First Aid Station | 2012

First Aid Station offers alternative solutions for various types of emergencies. Illustrations from the official IDF first aid booklet were altered and recreated in mild steel, suggesting new methods for evacuations of wounded soldiers and citizens. Additionally, the videos Rescue and Patient are presented at the station.


תחנת עזרה ראשונה מציעה פתרונות אלטרנטיביים לסוגים שונים של מקרי חירום.

איורים שנלקחו מפנקס עזרה ראשונה הרשמי של צה״ל, צויירו מחדש ונחתכו בפלדה על מנת להציע טכניקות חדשות לפינוי חיילים ואזרחים פצועים.

בנוסף מוצגים בתחנה שני סרטי וידאו – הצלה ופציינט.


Guernica | Mild steel, rust | 183 x 422 cm | First Aid Station, Installation view, AANDO Fine Art, Berlin | 2012
First Aid | 2 Prints on archival paper | 135 x 58 cm | Installation view, AANDO Fine Art, Berlin | 2012
Rescue | HD video, 2:30 min | Installation view, AANDO Fine Art, Berlin | 2012 | Watch Online (+Introduction)
Patient | HD video, 6:30 min | Installation view, AANDO Fine Art, Berlin | 2012 | Watch Online (+Introduction)

FIRST AID STATION | THE VAN LEER JERUSALEM INSTITUTE | Properties – Manofim 2018 | Curators: Rinat Edelstein & Lee He Shulov

Text by Rinat Edelstein 2018 | Photographs: Kira Klachki.

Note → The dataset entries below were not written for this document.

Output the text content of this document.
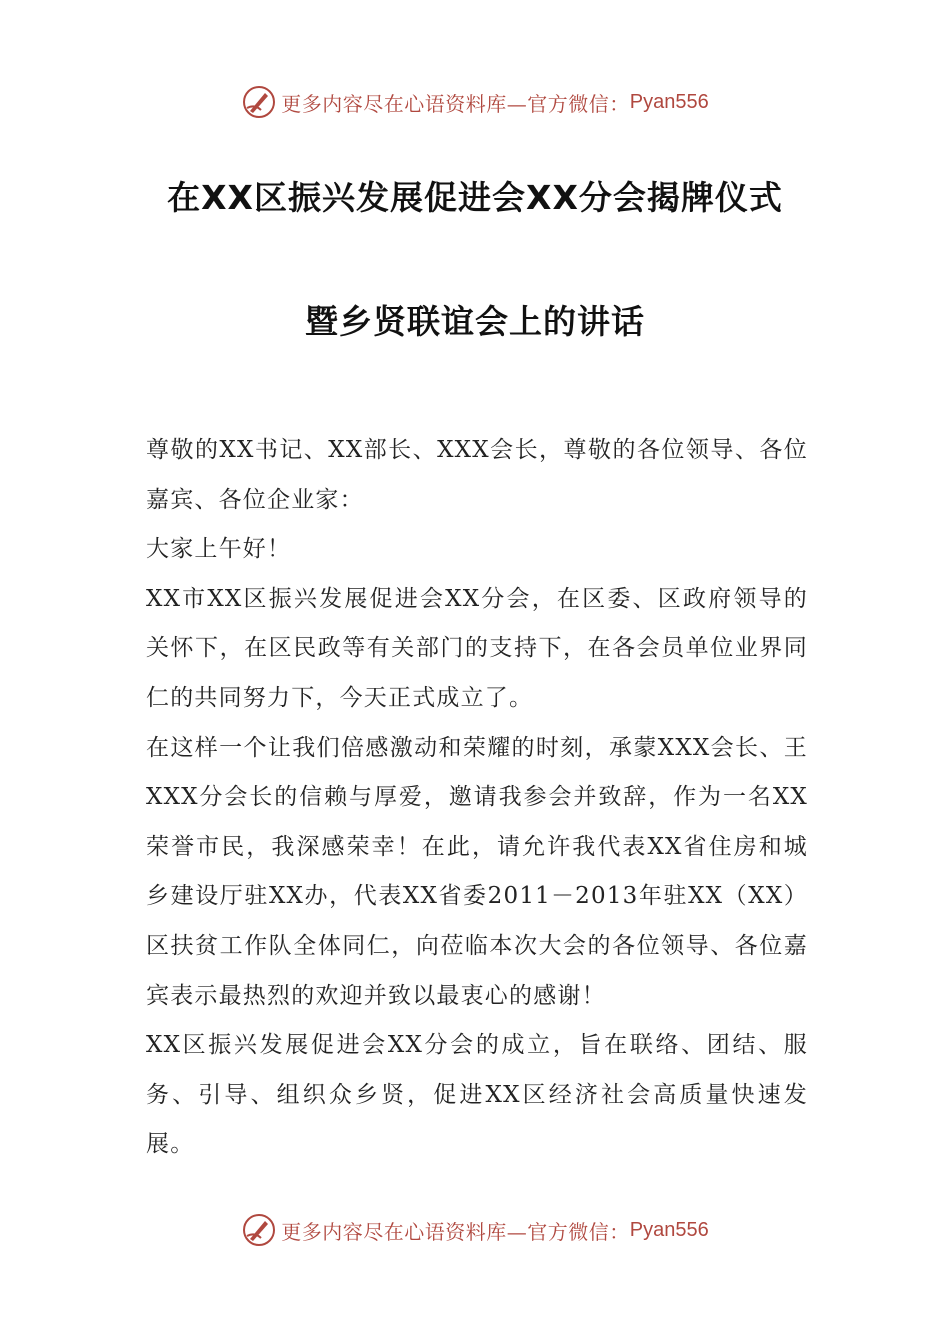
更多内容尽在心语资料库—官方微信： Pyan556
在XX区振兴发展促进会XX分会揭牌仪式
暨乡贤联谊会上的讲话

尊敬的XX书记、XX部长、XXX会长，尊敬的各位领导、各位嘉宾、各位企业家：

大家上午好！

XX市XX区振兴发展促进会XX分会，在区委、区政府领导的关怀下，在区民政等有关部门的支持下，在各会员单位业界同仁的共同努力下，今天正式成立了。

在这样一个让我们倍感激动和荣耀的时刻，承蒙XXX会长、王XXX分会长的信赖与厚爱，邀请我参会并致辞，作为一名XX荣誉市民，我深感荣幸！在此，请允许我代表XX省住房和城乡建设厅驻XX办，代表XX省委2011－2013年驻XX（XX）区扶贫工作队全体同仁，向莅临本次大会的各位领导、各位嘉宾表示最热烈的欢迎并致以最衷心的感谢！

XX区振兴发展促进会XX分会的成立，旨在联络、团结、服务、引导、组织众乡贤，促进XX区经济社会高质量快速发展。

更多内容尽在心语资料库—官方微信： Pyan556
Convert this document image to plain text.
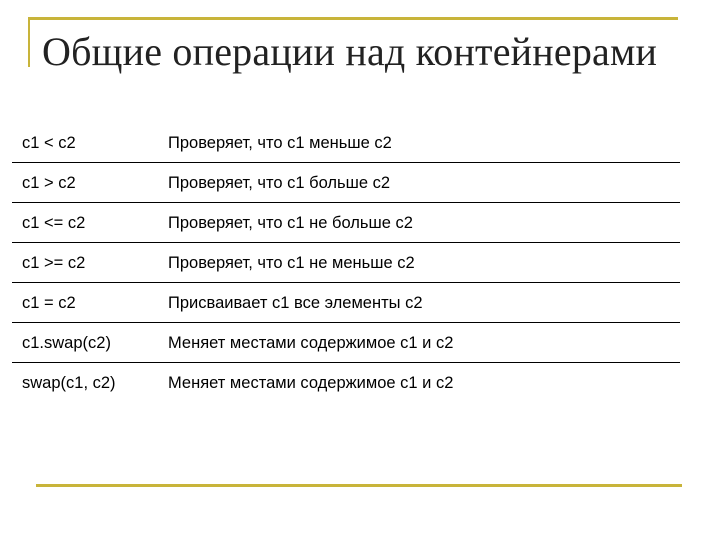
Общие операции над контейнерами
c1 < c2	Проверяет, что с1 меньше с2
c1 > c2	Проверяет, что с1 больше с2
c1 <= c2	Проверяет, что с1 не больше с2
c1 >= c2	Проверяет, что с1 не меньше с2
c1 = c2	Присваивает с1 все элементы с2
c1.swap(c2)	Меняет местами содержимое с1 и с2
swap(c1, c2)	Меняет местами содержимое с1 и с2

First Aid Station offers alternative solutions for various types of emergencies. The figures in the work are based on illustrations taken from official first-aid handbook of the Israel Defense Forces, created in order to propose new techniques for the evacuation of wounded soldiers and civilians. From a distance, the figures look as though they are drawn in fine black line, but from close up one can see that they are made by iron cut, accumulate rust, and are different from the fragile and refined image. Ben Ron’s first aid solutions do not work. Her figures are dismembered and distorted. The frozen gaze on the figures’ faces and injured bodies, combined with the grotesque poses in which they are placed, attest to irreparable wounds, a failed attempt to reassemble a body that can never be the same again. Ben Ron’s focus on the moment of injury, the moment of horror when it is clear that nothing in the body or the soul  will ever return to normal, presents the attempts to provide first aid as meaningless, an illusion that the broken body can be repaired with the help of operating instructions, good intentions, and a band aid. Ben Ron’s choice to linger on this critical moment, with images of wounded soldiers and cold, sterile directions that are supposed to cure the incurable, raises questions about how these figures got into this situation in the first place? Is it possible to get out of it? And most of all, could all of this have been avoided? Ben Ron raises these questions in every figure that is artificially and absurdly reconstructed and thus in a reverse act, instead of the drawings in the first aid manual being of use, her figures become a kind of manual for prevention. Every figure confronts the viewer with the question of the necessity of fighting, in any war that regularly leaves behind wounded soldiers, human beings who live in the aftermath of the trauma.